Dear Editor,
Stranger things have happened, that’s for sure. I just can’t recall when. But there he is, the We Invest In Nationhood leader, Mr. Azruddin Mohamed, operating in a new environment, and carving out his own path, actually laying down some pointers for the future. Does he have what it takes? Can he sustain what he has started? Will he be allowed to; or will he have to fight tooth and talon for every inch to be gained?
Already, he sounds like a dedicated corruption hunter. I’m coming after perps. Since he has traveled extensively around the local block, he has a better than fair idea of where the dark corners are, the hiding places are, and who the big players are. He is a corruption fighter to be taken seriously. It makes sense for a man of his pedigree to take aim at corruption in Guyana; the returns could be astounding, if not ironic. A case of righteous street justice coming to pass, I say. Many of them. If I were in the employ of the PPP, I would be shaking my boots. There is a simple reason: few are the folks who did business with the PPP, or for the PPP Govt, who can claim clean hands. The higher they are elevated, the more precarious their perch. Mr. Mohamed has an additional asset that is priceless, and it comes in two parts. He has a long familiarity with skeletons, and he has old skills at detecting where they are buried. Past work programmes have a way of turning out to be beneficial when least expected, due to the turn of events, which no one can predict.

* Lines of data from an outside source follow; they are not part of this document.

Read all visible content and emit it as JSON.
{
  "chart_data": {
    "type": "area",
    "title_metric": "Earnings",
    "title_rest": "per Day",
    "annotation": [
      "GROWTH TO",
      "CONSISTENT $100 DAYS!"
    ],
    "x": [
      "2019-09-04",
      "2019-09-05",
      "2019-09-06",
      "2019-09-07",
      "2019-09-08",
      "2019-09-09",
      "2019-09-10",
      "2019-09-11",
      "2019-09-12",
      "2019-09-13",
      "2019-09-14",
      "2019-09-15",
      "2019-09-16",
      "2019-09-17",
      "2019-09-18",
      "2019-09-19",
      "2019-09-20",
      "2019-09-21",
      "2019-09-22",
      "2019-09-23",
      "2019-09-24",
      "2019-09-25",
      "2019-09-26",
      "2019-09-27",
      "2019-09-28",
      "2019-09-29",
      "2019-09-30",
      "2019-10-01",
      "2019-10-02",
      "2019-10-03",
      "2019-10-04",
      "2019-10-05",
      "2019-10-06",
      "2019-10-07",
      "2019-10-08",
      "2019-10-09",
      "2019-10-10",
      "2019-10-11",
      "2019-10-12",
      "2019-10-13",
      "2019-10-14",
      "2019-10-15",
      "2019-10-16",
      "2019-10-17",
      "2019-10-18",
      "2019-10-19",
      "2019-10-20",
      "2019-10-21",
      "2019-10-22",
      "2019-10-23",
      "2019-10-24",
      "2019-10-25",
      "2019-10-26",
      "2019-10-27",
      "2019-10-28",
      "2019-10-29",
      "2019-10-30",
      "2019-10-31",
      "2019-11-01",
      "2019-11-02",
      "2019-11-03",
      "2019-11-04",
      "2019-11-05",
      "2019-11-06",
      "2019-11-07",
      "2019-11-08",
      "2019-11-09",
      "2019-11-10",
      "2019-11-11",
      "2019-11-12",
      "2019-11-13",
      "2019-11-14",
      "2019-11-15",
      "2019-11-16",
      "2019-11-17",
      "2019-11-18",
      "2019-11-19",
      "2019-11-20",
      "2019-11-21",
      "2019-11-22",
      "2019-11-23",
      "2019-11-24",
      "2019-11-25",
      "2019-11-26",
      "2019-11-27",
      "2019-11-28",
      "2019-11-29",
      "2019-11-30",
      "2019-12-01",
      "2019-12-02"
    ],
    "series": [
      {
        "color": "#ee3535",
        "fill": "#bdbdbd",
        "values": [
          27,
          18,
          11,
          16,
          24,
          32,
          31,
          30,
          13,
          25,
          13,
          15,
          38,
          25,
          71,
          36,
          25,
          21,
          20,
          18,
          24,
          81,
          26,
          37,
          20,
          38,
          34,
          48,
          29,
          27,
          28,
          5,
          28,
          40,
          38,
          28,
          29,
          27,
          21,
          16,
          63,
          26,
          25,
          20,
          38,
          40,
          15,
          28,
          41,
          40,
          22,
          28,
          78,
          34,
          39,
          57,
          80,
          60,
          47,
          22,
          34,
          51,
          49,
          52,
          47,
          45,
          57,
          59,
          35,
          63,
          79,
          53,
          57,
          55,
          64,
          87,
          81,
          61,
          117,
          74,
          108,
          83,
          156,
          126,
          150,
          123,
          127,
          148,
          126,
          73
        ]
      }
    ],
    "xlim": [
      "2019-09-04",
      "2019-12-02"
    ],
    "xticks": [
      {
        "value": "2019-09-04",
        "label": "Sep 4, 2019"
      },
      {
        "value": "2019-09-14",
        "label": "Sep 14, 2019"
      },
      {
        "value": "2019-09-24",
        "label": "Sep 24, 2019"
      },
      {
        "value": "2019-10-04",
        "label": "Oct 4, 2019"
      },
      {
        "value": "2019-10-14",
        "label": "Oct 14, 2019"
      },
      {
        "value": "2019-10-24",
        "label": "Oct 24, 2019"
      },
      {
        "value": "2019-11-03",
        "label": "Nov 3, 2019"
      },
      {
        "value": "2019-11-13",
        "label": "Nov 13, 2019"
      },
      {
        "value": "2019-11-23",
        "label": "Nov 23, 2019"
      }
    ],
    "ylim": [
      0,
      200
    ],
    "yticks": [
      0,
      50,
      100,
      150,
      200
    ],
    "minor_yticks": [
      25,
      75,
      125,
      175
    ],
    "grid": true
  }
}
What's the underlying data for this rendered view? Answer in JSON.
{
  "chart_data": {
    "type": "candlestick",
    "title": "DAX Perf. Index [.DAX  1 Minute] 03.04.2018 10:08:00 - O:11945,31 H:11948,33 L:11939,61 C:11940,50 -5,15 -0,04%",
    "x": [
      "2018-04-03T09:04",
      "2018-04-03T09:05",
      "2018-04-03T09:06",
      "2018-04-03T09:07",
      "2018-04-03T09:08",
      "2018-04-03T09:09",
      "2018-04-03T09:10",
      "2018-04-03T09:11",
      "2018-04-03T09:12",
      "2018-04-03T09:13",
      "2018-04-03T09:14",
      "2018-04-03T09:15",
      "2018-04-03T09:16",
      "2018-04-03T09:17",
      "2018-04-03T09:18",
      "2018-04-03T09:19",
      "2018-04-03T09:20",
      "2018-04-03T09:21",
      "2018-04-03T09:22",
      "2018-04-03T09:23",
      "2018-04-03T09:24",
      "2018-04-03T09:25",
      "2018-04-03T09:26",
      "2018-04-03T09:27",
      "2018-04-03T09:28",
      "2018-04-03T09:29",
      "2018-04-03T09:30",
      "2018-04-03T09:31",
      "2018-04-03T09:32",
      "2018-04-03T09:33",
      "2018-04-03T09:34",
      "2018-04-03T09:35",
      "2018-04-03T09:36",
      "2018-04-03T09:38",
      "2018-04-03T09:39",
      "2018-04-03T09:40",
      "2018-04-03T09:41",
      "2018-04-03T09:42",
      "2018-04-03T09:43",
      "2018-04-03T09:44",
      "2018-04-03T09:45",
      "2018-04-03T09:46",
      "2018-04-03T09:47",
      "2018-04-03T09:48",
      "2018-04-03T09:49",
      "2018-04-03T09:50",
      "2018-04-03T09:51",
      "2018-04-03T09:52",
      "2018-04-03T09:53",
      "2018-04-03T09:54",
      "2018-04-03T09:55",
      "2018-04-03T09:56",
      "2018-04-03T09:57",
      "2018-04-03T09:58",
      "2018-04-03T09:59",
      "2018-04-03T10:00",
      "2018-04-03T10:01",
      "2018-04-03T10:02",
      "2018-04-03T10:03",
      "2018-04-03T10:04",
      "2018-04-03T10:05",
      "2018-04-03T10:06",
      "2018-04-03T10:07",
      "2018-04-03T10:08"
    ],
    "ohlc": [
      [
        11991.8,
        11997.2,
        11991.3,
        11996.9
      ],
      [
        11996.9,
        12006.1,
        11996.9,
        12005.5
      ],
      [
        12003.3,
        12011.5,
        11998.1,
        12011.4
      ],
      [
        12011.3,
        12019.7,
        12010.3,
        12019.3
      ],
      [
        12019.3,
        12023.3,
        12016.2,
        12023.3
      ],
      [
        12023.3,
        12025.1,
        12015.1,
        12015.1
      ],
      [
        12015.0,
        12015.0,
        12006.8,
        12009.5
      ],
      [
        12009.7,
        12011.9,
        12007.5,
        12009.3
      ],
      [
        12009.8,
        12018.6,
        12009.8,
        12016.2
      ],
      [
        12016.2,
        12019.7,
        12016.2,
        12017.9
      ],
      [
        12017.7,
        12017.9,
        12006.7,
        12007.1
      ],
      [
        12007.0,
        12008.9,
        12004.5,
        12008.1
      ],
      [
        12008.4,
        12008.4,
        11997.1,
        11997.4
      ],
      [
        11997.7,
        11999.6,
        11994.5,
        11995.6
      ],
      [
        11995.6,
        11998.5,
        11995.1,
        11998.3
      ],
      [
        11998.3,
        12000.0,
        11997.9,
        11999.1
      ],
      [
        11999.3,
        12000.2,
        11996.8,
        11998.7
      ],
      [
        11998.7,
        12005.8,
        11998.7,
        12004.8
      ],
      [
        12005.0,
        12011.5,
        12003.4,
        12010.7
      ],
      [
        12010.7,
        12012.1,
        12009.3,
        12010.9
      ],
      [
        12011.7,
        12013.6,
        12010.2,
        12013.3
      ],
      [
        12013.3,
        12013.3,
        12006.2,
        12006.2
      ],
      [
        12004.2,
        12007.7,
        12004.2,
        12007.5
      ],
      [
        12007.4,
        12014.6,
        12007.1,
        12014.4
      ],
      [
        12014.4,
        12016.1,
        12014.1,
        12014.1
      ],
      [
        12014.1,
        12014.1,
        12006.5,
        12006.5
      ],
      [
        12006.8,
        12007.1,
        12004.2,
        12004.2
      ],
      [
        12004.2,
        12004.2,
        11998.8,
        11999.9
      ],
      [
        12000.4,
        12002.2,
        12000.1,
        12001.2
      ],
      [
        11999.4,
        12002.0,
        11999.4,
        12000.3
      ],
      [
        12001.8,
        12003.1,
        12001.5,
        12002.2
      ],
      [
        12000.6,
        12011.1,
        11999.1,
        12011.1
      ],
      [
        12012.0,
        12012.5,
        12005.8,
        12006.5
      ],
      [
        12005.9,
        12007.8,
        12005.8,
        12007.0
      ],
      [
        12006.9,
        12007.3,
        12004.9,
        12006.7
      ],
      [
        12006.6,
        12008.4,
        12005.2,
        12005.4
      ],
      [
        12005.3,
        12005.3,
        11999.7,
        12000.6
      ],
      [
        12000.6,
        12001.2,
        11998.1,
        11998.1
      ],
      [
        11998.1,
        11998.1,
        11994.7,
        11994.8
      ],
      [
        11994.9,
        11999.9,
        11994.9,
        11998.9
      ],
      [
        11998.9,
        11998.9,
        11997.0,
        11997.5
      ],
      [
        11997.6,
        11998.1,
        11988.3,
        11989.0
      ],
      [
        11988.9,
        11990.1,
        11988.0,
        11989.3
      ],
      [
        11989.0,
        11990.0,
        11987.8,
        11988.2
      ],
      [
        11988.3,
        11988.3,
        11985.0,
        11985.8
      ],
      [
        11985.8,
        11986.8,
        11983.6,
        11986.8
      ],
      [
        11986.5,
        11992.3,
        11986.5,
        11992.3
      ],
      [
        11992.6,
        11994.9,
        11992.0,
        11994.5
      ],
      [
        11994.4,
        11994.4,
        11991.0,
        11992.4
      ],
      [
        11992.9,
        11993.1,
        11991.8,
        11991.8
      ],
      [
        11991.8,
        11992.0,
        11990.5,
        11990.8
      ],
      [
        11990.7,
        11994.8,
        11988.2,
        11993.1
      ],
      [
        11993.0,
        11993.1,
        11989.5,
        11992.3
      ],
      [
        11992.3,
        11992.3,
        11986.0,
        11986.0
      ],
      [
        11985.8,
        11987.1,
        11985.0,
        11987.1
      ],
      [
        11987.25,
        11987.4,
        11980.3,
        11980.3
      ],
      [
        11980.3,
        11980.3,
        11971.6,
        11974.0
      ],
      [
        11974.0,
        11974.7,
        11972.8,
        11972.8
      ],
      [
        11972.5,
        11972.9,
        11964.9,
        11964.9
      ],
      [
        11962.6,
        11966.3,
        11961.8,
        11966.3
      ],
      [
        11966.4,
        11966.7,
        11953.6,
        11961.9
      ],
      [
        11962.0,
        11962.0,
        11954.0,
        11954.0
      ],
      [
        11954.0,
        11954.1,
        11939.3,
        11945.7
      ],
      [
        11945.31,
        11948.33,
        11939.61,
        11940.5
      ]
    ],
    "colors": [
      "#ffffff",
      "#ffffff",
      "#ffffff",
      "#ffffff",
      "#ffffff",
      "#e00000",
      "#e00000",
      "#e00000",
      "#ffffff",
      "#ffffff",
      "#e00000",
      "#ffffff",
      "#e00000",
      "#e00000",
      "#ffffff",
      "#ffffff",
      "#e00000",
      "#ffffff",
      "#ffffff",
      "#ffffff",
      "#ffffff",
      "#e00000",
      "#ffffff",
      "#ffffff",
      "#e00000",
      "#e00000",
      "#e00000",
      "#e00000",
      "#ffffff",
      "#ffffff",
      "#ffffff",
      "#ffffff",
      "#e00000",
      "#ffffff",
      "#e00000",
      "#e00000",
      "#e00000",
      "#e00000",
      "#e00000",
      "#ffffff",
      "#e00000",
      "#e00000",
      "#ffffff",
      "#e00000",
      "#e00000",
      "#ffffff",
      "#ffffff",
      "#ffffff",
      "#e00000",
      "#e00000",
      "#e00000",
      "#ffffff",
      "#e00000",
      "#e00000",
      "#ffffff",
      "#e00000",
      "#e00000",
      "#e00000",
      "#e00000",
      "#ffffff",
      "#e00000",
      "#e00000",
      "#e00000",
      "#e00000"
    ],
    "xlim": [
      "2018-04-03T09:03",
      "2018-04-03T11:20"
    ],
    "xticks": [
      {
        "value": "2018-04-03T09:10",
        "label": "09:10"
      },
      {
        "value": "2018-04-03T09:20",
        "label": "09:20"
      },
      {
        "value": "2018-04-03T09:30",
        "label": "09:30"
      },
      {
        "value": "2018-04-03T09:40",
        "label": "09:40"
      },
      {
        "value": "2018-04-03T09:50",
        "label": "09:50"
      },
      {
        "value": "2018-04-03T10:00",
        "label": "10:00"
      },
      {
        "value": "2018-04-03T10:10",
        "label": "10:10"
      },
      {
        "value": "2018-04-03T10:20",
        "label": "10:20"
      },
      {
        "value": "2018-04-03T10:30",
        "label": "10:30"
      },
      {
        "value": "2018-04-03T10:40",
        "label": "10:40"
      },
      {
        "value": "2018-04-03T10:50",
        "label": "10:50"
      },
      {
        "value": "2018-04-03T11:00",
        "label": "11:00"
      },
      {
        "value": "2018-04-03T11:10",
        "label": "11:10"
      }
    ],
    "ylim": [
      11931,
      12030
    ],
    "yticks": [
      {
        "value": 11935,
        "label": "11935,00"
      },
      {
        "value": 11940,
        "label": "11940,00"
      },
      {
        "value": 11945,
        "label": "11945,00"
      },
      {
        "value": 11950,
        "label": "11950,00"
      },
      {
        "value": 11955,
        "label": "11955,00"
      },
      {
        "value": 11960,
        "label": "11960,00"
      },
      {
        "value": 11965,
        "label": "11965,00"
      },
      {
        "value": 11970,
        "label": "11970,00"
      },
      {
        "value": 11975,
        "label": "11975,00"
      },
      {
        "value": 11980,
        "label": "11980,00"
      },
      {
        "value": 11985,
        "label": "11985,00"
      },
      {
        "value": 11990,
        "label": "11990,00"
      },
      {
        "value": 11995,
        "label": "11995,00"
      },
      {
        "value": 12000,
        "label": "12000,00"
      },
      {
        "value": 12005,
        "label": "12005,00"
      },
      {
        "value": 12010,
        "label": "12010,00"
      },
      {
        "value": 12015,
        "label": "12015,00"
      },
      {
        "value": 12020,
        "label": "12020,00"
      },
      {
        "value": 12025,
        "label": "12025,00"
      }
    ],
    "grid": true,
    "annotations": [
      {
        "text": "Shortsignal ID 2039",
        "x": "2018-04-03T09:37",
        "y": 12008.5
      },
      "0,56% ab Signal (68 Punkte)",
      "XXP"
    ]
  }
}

Aside from giving high priority to being a corruption stalker, Mr. Mohamed has shown some first glimpses of the statesman that he can be. Say what? Statesman and Azruddin Mohamed don’t belong on the same planet, much less in the same phrase. But there he was proving that he is more seasoned than he looks, that he has a head on his shoulders, and that he can be his own man. Let’s there be no more of the regular, old “chaos” in parliament. Let there be the calmness that could go a long way in fostering the beginnings of cooperation. Hear! Hear! For he is jolly peculiar fellow. A man of surprises, which makes me pause, and think that this newcomer, this chap that has been dismissed as an amateur, just may be able to hold his own with the older boys, and the bigger boys and girls, who know a thing or two about tying up proceedings in and out of parliament.
Question for the local parliamentary cognoscenti: when was the last time that anyone in parliament made a call for calm and cool heads? Has the Speaker who has shown a sudden exuberant propensity for effervescent loquacity? How about someone from the old and grizzled battalions? The one manning the PPP side of the parliamentary ditches (they made it that way, I submit). Or, the other lost battalion of superstars from the PNC struggling to find footing and their way out of the gloom of their tightly and remorselessly suffocating Petrified Forest. Whatever those two political old lions didn’t do, or weren’t capable of doing, the fast and furious Mohamed is manifesting that he is already on the job, and is quickly getting the hang of it. He could go places.
The Chinese may say that Guyanese are living in interesting times. But the Americans are the ones calling the shots here. In observing Mohamed, Jr., I can’t help recalling that prearranged, smooth-as-silk passage to Bridgetown, and what was the bargain struck there. Have the Americans shown the WIN leader the wisdom of working with them? Intriguing how the Washingtonians went from being hard against him to finding ways to work with him. Even more intriguing was how the US lent its demanding voice to the chorus of diplomatic calls for the Speaker (and PPP leadership) to cut the baloney and get moving on the Leader of the Opposition election. When Americans speak, the previously hard-of-hearing in the PPP hierarchy always listen up, straighten up, and jump up. Yes, Excellency. Consider it done, Excellency.
Last, in considering the renewed, reinvigorated Azruddin Mohamed, I find myself pondering, who he is really working for, other than for himself. And the Guyanese people, of course.